The Scots have plenty of stars in their ranks. Liverpool’s Andrew Robertson is one of the finest fullbacks the Premier League has ever seen, while John McGinn will be captaining Aston Villa in a UEFA Champions League quarter-final against Paris Saint-Germain in the not-too-distant future. Both of them would love nothing more than to lead their beloved Tartan Army to North America next summer.
They have been drawn into a testing group alongside Greece and either Portugal or Denmark. Contests against those will certainly prove to be testing, and it will be a case of three doesn’t go into two when it comes to the top two qualifying spots in the group. Scotland will feel that they have enough about them to find a way past the Greeks though, even if they did just beat the Auld enemy England at Wembley.
Turkey
Back in 2002, Turkey took the world by storm as they finished in third place at the Japan and South Korea-hosted World Cup. Stars such as the former Barcelona duo of Rüştü Reçber and Alpay Özalan, as well as the likes of Hakan Şükür, Yıldıray Baştürk, and Emre Belözoğlu, powered them past the co-hosting Japanese and underdog sensations Senegal before Brazil ultimately had too much for them to handle in the semifinals. Inexplicably, they haven’t ventured out on the global stage since.
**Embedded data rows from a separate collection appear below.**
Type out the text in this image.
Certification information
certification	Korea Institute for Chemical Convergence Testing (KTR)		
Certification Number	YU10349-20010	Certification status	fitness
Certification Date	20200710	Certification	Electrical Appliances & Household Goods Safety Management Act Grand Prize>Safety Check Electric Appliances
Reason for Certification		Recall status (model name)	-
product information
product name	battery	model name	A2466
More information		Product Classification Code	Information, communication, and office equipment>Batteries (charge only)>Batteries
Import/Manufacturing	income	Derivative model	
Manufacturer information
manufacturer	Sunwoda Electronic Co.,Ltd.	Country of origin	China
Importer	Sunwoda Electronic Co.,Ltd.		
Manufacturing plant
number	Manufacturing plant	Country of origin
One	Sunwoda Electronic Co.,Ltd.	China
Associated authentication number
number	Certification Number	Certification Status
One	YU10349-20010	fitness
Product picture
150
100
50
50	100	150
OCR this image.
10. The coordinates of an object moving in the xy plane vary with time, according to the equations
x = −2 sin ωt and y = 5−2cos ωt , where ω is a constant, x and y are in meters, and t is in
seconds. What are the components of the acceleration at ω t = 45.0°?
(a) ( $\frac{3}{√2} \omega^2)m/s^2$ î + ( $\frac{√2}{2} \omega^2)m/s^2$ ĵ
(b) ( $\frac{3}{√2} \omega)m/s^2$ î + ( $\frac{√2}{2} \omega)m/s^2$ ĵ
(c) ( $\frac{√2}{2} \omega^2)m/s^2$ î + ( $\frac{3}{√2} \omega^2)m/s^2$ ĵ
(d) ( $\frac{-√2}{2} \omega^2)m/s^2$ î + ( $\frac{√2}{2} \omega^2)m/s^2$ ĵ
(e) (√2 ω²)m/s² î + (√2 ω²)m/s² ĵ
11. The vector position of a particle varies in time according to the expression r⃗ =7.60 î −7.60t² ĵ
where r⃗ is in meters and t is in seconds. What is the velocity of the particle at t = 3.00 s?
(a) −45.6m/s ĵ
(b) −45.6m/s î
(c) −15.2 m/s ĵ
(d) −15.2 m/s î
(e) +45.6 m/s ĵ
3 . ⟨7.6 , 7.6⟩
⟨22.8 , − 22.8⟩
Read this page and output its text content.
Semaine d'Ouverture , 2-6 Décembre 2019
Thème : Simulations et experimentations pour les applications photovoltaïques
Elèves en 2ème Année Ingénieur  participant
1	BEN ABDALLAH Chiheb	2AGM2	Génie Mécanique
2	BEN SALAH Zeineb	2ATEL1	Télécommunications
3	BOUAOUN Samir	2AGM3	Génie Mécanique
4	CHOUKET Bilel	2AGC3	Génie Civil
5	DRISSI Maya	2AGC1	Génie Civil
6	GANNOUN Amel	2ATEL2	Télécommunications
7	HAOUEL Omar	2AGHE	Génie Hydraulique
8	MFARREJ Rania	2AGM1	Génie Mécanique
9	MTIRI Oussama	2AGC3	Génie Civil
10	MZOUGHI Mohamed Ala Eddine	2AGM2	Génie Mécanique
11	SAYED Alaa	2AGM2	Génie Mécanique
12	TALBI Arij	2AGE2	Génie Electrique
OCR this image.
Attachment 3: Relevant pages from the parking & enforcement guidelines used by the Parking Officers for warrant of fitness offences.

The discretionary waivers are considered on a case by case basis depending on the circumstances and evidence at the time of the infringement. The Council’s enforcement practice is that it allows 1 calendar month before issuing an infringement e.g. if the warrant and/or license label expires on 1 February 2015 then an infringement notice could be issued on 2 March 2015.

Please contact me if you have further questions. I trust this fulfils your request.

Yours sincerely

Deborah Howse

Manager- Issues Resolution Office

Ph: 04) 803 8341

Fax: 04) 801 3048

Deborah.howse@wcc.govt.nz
It’s a fact made all the more shocking considering that they have featured in all but two of the European Championships since, including the last three on the spin. Now, they will be aiming to put things right by finally qualifying for the World Cup. Talented young stars such as Real Madrid’s Arda Güler and Juventus’ Kenan Yıldız coupled with the experience of captain and talisman Hakan Çalhanoğlu makes the Turks as fearsome as ever in the current qualifying campaign.
They will however be in a group with either Spain or the Netherlands, as well as Georgia, a team that has come on in leaps and bounds in the last couple of years. Providing that they don’t capitulate in true Turkish style, then they should surely be on the plane to North America next summer.